Originally commissioned April 2015
Moroccans’ lifestyles, along with their shopping trends, have been changing in recent years. A new generation of malls has enjoyed great success. In 2014, the country’s largest malls welcomed millions of visitors, Morocco Mall received 17 million, Al Mazar 5 million and le Carré Eden 3 million. These spaces have attracted people from all socio-professional backgrounds.
The North African market for large shopping complexes is still relatively untouched and has drawn increasing interest from investors. Tangier’s recently established free trade zone has seen strong investor uptake, whilst Casablanca has leveraged its chic reputation to position itself as the premier shopping destination in North Africa. The Carrefour Group recently invested $80m into the Moroccan market with its Label’Vie franchise. Another actor driving the sector is the Aksal Group, which has been bringing several high-end brands to the country since 2004. Monoprix Tunisia is set to open 15 shops in the country. In addition, a large Moroccan chain, Marjane, is now expanding abroad, intending to open branches in Côte d’Ivoire, Senegal, Gabon, Mali and Tunisia. Moroccan companies across the board are increasingly looking to Sub-Saharan Africa to expand, reflecting the health of the country’s retail sector.

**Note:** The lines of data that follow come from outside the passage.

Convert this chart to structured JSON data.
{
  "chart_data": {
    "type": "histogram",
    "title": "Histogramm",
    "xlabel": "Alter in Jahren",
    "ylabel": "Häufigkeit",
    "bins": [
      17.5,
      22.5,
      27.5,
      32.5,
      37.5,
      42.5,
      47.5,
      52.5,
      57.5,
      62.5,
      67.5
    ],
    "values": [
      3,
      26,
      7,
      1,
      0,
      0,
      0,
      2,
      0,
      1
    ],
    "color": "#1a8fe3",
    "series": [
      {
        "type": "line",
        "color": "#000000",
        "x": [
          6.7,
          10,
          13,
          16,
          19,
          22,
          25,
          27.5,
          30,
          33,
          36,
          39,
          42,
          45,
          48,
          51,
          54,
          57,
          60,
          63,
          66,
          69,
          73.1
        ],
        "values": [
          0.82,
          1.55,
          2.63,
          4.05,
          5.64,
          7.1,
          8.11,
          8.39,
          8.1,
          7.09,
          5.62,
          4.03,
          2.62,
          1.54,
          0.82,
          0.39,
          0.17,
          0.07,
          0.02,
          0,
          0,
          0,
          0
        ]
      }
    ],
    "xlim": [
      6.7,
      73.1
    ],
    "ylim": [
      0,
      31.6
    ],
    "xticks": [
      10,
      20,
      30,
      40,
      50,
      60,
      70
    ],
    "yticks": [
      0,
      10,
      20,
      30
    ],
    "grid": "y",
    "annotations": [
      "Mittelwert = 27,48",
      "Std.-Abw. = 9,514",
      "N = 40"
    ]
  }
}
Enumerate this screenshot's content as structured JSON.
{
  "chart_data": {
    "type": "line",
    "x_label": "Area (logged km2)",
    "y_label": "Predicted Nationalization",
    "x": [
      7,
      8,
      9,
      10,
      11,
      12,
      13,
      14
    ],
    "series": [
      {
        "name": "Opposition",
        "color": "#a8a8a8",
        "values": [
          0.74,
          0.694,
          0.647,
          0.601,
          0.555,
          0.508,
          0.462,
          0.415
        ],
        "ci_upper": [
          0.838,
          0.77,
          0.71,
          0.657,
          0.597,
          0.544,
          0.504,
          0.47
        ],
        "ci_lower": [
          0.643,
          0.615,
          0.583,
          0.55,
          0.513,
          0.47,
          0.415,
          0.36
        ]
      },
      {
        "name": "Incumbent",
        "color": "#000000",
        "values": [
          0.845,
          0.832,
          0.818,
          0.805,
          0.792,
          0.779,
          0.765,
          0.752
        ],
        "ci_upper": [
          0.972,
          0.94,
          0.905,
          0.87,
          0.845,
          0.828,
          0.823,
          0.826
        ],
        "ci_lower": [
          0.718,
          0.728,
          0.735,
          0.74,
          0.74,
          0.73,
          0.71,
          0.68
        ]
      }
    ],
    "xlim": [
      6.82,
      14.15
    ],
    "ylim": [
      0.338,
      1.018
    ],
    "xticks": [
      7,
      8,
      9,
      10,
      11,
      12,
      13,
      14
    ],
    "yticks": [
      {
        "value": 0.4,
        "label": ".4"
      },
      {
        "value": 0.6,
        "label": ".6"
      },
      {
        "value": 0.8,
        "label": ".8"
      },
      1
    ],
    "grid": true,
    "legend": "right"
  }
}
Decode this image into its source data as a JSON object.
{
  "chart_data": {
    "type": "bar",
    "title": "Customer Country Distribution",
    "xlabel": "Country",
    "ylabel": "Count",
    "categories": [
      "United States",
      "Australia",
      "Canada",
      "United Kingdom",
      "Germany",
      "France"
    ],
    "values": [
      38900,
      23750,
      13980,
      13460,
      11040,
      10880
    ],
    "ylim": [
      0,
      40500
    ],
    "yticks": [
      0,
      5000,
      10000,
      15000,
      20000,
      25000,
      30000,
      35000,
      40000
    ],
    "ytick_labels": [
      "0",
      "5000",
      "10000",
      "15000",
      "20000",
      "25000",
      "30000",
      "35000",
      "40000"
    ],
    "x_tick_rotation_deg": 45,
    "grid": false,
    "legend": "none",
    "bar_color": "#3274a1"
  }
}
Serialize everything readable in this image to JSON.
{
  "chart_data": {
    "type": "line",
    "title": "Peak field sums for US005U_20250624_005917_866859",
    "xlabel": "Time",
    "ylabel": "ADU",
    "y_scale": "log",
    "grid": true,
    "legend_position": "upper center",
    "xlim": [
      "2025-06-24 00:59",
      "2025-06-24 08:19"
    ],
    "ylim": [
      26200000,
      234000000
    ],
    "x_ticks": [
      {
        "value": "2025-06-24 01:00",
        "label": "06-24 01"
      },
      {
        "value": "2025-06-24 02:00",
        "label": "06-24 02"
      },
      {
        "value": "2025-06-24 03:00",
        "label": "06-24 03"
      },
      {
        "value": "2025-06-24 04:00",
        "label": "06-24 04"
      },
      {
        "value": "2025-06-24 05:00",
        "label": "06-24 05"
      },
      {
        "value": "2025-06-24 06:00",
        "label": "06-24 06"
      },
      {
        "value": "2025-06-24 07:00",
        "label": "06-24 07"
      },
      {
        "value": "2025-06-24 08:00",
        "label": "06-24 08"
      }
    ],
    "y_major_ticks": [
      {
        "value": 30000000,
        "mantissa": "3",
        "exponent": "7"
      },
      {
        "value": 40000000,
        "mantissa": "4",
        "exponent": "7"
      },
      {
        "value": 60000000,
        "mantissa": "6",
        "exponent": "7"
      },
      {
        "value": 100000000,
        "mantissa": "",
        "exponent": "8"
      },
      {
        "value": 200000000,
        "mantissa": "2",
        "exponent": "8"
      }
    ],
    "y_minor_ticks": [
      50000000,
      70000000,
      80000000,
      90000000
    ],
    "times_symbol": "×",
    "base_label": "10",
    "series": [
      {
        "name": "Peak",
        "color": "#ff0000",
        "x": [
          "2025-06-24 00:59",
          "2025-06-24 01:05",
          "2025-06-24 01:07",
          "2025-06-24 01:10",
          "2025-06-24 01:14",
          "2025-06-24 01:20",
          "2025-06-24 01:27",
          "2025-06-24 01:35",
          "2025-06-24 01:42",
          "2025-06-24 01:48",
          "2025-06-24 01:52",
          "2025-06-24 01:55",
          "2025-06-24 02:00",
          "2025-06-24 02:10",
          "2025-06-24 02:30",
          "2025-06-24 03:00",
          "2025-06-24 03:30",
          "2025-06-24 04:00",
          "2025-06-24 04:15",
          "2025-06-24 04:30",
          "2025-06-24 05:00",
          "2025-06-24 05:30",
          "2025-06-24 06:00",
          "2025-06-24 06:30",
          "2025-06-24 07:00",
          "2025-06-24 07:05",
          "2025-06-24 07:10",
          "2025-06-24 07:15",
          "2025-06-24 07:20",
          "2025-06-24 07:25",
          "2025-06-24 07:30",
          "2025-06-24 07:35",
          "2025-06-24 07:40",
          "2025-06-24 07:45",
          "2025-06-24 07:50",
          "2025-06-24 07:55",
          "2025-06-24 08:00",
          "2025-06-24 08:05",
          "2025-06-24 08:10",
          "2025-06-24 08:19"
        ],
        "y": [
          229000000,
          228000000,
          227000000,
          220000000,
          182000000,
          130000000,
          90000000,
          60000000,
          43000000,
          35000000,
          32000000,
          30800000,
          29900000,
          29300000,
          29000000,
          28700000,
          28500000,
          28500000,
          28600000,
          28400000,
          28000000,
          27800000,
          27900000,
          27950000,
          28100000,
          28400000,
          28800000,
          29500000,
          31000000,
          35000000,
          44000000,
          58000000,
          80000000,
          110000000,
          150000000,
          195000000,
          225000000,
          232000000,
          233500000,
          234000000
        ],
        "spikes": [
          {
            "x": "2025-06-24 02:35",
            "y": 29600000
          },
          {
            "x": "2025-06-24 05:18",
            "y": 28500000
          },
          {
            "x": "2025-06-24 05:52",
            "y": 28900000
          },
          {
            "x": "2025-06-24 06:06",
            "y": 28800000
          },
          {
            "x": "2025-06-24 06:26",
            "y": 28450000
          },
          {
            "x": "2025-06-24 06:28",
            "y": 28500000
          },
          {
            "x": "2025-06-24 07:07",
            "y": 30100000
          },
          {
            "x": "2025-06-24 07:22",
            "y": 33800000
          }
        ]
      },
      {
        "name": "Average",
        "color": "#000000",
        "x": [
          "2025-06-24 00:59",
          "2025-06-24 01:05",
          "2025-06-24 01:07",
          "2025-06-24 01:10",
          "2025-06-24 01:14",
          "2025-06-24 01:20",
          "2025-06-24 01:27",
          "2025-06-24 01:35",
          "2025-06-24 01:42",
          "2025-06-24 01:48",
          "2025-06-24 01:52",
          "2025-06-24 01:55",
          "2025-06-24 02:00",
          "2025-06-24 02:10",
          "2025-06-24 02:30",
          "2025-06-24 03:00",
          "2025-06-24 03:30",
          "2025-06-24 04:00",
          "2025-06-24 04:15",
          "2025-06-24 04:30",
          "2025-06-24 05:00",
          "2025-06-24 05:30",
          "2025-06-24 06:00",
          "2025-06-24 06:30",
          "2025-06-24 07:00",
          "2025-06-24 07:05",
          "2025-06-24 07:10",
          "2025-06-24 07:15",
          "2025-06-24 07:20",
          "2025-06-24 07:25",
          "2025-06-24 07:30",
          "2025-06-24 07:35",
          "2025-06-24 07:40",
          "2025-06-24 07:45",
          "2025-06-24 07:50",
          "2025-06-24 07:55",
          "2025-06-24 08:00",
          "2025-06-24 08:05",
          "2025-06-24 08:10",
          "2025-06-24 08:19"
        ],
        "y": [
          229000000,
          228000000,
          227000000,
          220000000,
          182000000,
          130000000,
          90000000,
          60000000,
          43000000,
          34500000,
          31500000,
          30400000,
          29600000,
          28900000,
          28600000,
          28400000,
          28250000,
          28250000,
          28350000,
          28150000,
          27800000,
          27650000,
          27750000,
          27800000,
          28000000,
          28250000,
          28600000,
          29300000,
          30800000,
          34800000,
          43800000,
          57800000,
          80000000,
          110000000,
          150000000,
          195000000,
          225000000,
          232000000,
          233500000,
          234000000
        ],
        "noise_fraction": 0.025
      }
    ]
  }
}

The retail sector remains however characterized by local souks, or markets, and the informal sector still dominates the market, as it traditionally has done. Moreover, poor infrastructure in rural areas, disproportionately high land prices, are obstacles to modernization of the retail sector. With 1,151 souks dotted across the country, these are still the places that the majority of Moroccans shop. Between 2009 and 2012, the government introduced a fund, Rawaj VISION 2020, which provided incentive to retailers to modernize and for itinerant traders to settle. A growing middle class, now 30% of the population, and strong economic growth have driven domestic consumption, benefiting the retail sector, now representing 12.8% of the country’s economy, and 13% of the workforce.